Filtering String types

When strings is enabled, you can specify which strings you want to allow via the string_types option. Valid string types are S for standard, L for long/wide, U for Unicode (all variants), and R for raw. Case is not important, and the default value is sul.

If specifying R, you must also specify either U, L, or S as raw strings are also either S, L, or S strings. Selecting UR will select both Unicode strings and Unicode raw strings. If you need to target just raw strings, you can use R* which will target all raw string types: raw Unicode, raw wide, and raw standard. You can use * for other types as well.
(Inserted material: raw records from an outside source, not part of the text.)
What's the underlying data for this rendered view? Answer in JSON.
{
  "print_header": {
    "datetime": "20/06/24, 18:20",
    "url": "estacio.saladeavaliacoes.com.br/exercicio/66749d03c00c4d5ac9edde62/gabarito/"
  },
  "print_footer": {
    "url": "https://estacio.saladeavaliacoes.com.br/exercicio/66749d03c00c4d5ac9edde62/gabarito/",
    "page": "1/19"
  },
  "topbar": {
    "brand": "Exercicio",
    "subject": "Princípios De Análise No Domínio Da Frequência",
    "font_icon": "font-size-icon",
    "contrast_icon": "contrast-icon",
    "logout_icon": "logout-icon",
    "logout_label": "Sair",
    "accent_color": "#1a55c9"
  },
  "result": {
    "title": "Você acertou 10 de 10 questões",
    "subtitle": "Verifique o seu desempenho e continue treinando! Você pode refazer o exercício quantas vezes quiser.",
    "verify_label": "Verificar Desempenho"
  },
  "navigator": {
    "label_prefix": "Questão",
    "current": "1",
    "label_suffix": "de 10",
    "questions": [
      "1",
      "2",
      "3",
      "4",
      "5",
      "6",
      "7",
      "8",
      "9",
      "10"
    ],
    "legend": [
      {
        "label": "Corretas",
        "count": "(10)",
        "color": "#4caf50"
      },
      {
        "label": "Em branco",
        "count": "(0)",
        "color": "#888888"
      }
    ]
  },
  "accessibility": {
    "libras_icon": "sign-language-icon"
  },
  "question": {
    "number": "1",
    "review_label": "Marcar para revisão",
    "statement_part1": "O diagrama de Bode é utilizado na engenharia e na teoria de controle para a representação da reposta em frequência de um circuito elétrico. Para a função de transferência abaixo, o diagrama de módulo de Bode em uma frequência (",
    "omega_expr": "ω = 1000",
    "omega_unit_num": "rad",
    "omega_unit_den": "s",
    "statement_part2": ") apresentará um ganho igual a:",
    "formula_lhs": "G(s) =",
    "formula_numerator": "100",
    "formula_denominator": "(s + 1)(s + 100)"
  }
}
You can also just specify * by itself to target all string types.

Generic Mode

C/C++ style comments are not exclusive to C/C++. Many different file types have adopted similar style comments. The CPP filter has a generic mode which allows for a C/C++ style comment extraction without all the C/C++ specific considerations. Simply enable generic_mode via the options.
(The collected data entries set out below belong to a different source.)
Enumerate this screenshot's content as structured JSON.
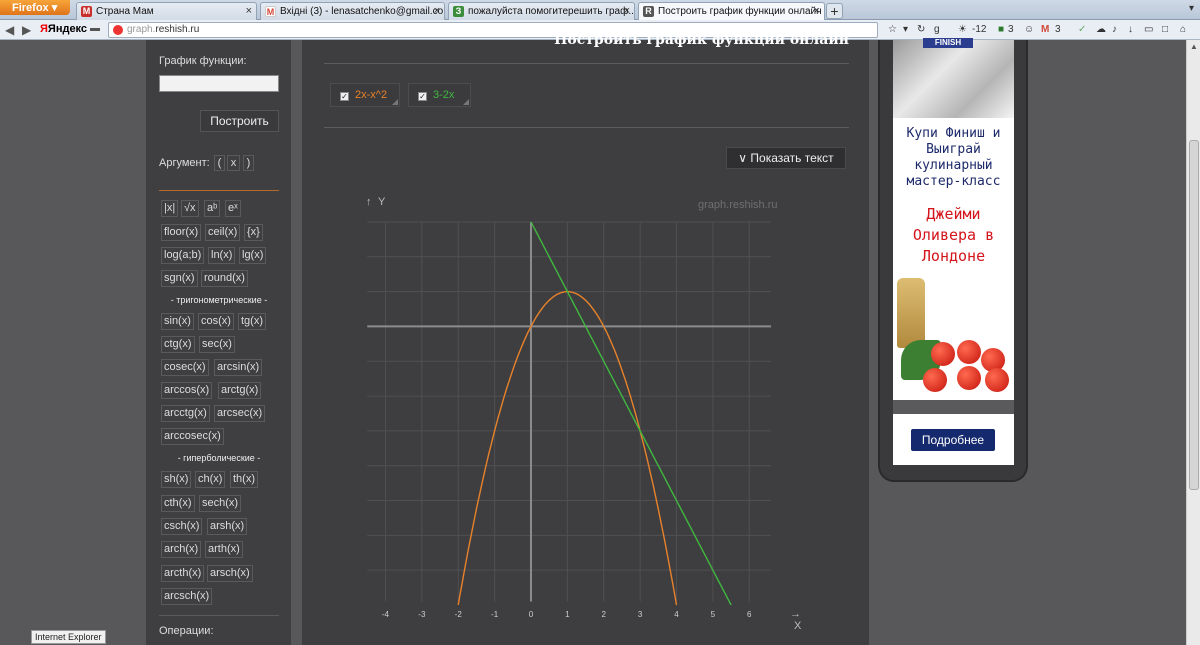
{
  "browser": {
    "menu_button": "Firefox",
    "tabs": [
      {
        "title": "Страна Мам",
        "icon": "М",
        "color": "#c9302c"
      },
      {
        "title": "Вхідні (3) - lenasatchenko@gmail.co...",
        "icon": "M",
        "color": "#d14836"
      },
      {
        "title": "пожалуйста помогитерешить граф...",
        "icon": "З",
        "color": "#3b8c3b"
      },
      {
        "title": "Построить график функции онлайн",
        "icon": "R",
        "color": "#555555"
      }
    ],
    "search_engine": "Яндекс",
    "url_prefix": "graph.",
    "url_host": "reshish.ru",
    "toolbar": {
      "weather": "-12",
      "count1": "3",
      "count2": "3"
    },
    "status_text": "Internet Explorer"
  },
  "sidebar": {
    "function_label": "График функции:",
    "build_button": "Построить",
    "argument_label": "Аргумент:",
    "arg_buttons": [
      "(",
      "x",
      ")"
    ],
    "trig_label": "- тригонометрические -",
    "hyper_label": "- гиперболические -",
    "operations_label": "Операции:",
    "basic": [
      "|x|",
      "√x",
      "aᵇ",
      "eˣ",
      "floor(x)",
      "ceil(x)",
      "{x}",
      "log(a;b)",
      "ln(x)",
      "lg(x)",
      "sgn(x)",
      "round(x)"
    ],
    "trig": [
      "sin(x)",
      "cos(x)",
      "tg(x)",
      "ctg(x)",
      "sec(x)",
      "cosec(x)",
      "arcsin(x)",
      "arccos(x)",
      "arctg(x)",
      "arcctg(x)",
      "arcsec(x)",
      "arccosec(x)"
    ],
    "hyper": [
      "sh(x)",
      "ch(x)",
      "th(x)",
      "cth(x)",
      "sech(x)",
      "csch(x)",
      "arsh(x)",
      "arch(x)",
      "arth(x)",
      "arcth(x)",
      "arsch(x)",
      "arcsch(x)"
    ]
  },
  "main": {
    "title": "Построить график функции онлайн",
    "functions": [
      {
        "label": "2x-x^2",
        "color": "#e8822a",
        "checked": true
      },
      {
        "label": "3-2x",
        "color": "#3fb83f",
        "checked": true
      }
    ],
    "show_text_button": "∨ Показать текст",
    "watermark": "graph.reshish.ru",
    "y_axis_label": "Y",
    "x_axis_label": "X"
  },
  "chart_data": {
    "type": "line",
    "title": "",
    "xlabel": "X",
    "ylabel": "Y",
    "xlim": [
      -4.7,
      6.9
    ],
    "ylim": [
      -8.0,
      3.2
    ],
    "x_ticks": [
      -4,
      -3,
      -2,
      -1,
      0,
      1,
      2,
      3,
      4,
      5,
      6
    ],
    "y_ticks": [
      3,
      2,
      1,
      0,
      -1,
      -2,
      -3,
      -4,
      -5,
      -6,
      -7
    ],
    "grid": true,
    "series": [
      {
        "name": "2x-x^2",
        "color": "#e8822a",
        "x_range": [
          -2,
          4
        ],
        "points": [
          [
            -2,
            -8
          ],
          [
            -1,
            -3
          ],
          [
            0,
            0
          ],
          [
            1,
            1
          ],
          [
            2,
            0
          ],
          [
            3,
            -3
          ],
          [
            4,
            -8
          ]
        ]
      },
      {
        "name": "3-2x",
        "color": "#3fb83f",
        "x_range": [
          0,
          5.5
        ],
        "points": [
          [
            0,
            3
          ],
          [
            1,
            1
          ],
          [
            2,
            -1
          ],
          [
            3,
            -3
          ],
          [
            4,
            -5
          ],
          [
            5,
            -7
          ],
          [
            5.5,
            -8
          ]
        ]
      }
    ]
  },
  "ad": {
    "brand": "FINISH",
    "line1": "Купи Финиш и Выиграй кулинарный мастер-класс",
    "line2": "Джейми Оливера в Лондоне",
    "button": "Подробнее"
  }
}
Generic Mode disables the C/C++ specific nuance of allowing multiline comments via escaping newlines. This is a very C/C++ specific thing that is rarely carried over by others that have adopted C/C++ style comments:

// Generic mode will \
   not allow this.

Generic Mode will not decode any character escapes in strings when enabled. C/C++ has very specific rules for handling string escapes, only a handful of which may translate to other languages. Generic Mode is mainly meant for comments and not strings, but will return content of single quoted and double quoted strings if strings is enabled. All related escape decoding options do not apply to Generic Mode.

Trigraphs are very C/C++ specific, and will never be evaluated in Generic Mode.

Lastly, when using this filter in Generic Mode, you can also adjust the category prefix from cpp to whatever you would like via the prefix option.

Options

Options Type Default Description
block_comments bool True Return SourceText entries for each block comment.
line_comments bool True Return SourceText entries for each line comment.
strings bool False Return SourceText entries for each string.
group_comments bool False Group consecutive inline comments as one SourceText entry.
trigraphs bool False Account for trigraphs in C/C++ code. Trigraphs are never evaluated in Generic Mode.
generic_mode bool False Parses files with a generic C++ like mode for parsing C++ style comments from non C++ files. See Generic Mode for more info.
decode_escapes bool True Enable/disable string escape decoding. Strings are never decoded in Generic Mode.
charset_size int 1 Set normal string character byte width.
exec_charset string 'utf-8 Set normal string encoding.
wide_charset_size int 4 Set wide string character byte width.
wide_exec_charset string 'utf-32 Set wide string encoding.
string_types string "sul" Set the allowed string types to capture: standard strings (s), wide (l), Unicode (u), and raw (r). * captures all strings, or when used with a type, captures all variants of that type r*.
prefix string 'cpp' Change the category prefix.

Categories

CPP returns text with the following categories. cpp prefix can be changed via the prefix option.

Category Description
cpp-block-comment Text captured from C++ style block comments.
cpp-line-comment Text captured from C++ style line comments.
cpp-string Text captured from strings.